I configured disallowed_symbols:

disallowed_symbols = [
  'А́', 'а́', 'Е́', 'е́', 'И́', 'и́', 'О́', 'о́', 'У́', 'у́', 'Ы́', 'ы́', 'Э́',
  'э́', 'Ю́', 'ю́', 'Я́', 'я́', 'З́', 'С́', 'Ѣ', 'І', 'ң', 'ă', 'ĕ', ' ́',
]

But I am still having sentences with bad symbols:

Бо́льшая её часть состоит из низменностей.
В зависимости от стоя́щей задачи, может быть более удобным использовать ту или иную систему.
Каждая из таких областей называется доме́ном.
Баксы́ знали его таинственную силу.

At the same time, other bad symbols are successfully filtered.

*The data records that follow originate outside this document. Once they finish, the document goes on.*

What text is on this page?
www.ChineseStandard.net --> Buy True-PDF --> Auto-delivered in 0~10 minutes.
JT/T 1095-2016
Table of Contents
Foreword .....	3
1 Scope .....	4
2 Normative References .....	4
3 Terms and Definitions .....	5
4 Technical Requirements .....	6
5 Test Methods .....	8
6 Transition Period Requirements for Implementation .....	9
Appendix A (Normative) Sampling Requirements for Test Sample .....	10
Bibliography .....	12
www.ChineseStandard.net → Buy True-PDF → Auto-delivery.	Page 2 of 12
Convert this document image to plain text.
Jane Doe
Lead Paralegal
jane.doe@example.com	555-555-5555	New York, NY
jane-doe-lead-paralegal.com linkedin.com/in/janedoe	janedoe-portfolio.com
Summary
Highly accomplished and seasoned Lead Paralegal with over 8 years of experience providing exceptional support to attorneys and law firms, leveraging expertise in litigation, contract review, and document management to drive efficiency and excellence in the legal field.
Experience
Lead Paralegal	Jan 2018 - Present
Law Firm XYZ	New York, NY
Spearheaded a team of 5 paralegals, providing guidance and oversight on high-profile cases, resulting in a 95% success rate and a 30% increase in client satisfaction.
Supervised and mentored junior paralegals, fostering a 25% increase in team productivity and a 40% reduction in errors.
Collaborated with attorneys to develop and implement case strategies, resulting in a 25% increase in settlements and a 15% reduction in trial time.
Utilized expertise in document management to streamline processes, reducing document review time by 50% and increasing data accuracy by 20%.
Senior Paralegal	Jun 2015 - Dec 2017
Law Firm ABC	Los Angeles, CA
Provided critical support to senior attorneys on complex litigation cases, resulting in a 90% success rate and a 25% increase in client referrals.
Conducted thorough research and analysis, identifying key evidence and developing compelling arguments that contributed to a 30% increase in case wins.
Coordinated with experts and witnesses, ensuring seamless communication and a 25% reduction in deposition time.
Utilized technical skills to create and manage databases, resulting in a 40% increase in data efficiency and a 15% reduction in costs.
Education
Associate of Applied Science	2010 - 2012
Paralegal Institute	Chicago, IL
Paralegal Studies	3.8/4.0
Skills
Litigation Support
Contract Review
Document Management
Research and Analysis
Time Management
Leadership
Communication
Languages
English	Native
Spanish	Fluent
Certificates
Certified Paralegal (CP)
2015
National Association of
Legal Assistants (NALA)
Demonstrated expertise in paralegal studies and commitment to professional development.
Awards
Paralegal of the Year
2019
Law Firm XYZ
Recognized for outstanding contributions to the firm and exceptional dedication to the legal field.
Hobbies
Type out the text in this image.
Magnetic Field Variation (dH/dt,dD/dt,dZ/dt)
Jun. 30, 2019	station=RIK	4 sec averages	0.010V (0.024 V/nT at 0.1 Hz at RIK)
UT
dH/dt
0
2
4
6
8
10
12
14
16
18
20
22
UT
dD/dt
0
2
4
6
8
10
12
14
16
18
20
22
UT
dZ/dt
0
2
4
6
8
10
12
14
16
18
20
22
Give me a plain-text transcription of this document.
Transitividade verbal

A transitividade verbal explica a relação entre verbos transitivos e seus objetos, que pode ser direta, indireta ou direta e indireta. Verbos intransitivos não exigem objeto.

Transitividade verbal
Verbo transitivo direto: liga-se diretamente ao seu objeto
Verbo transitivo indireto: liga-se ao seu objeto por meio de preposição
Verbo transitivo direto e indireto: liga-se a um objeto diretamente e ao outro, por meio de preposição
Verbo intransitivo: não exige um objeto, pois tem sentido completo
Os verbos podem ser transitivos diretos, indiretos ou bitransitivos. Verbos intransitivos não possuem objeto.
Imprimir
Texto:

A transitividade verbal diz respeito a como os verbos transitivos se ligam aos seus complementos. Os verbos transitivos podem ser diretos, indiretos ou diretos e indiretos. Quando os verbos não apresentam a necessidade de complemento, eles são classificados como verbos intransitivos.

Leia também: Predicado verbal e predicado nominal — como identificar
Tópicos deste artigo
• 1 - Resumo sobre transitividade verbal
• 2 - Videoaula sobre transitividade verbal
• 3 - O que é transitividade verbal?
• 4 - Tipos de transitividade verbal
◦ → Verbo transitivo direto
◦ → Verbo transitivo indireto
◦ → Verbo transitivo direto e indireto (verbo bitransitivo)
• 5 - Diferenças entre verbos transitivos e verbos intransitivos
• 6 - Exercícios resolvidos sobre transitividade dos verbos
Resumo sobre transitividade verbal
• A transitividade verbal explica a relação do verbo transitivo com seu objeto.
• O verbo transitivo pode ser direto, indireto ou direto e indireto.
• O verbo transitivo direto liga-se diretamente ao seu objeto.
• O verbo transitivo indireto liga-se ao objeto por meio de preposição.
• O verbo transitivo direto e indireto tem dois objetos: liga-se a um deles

I suppose the main reason is symbol ы́ consist of ы and ́, it is one of Combining Diacritical Mark, here it's specification.. I added ́ to disallowed symbols, but this did nothing, the problem is still here.

Answer 1 · 2020-01-03T13:29:07.000Z

Possibly found a root-cause: some editors convert character ́ to ́ - they a re not equal. Using vim instead default Ubuntu text editor seems fixed the problem.

Answer 2 · 2020-01-03T17:45:31.000Z

Yeah, encoding is hard :/ I'm not sure if there is much we can do here, on the other hand I don't have any deep understanding of unicode, so there might be..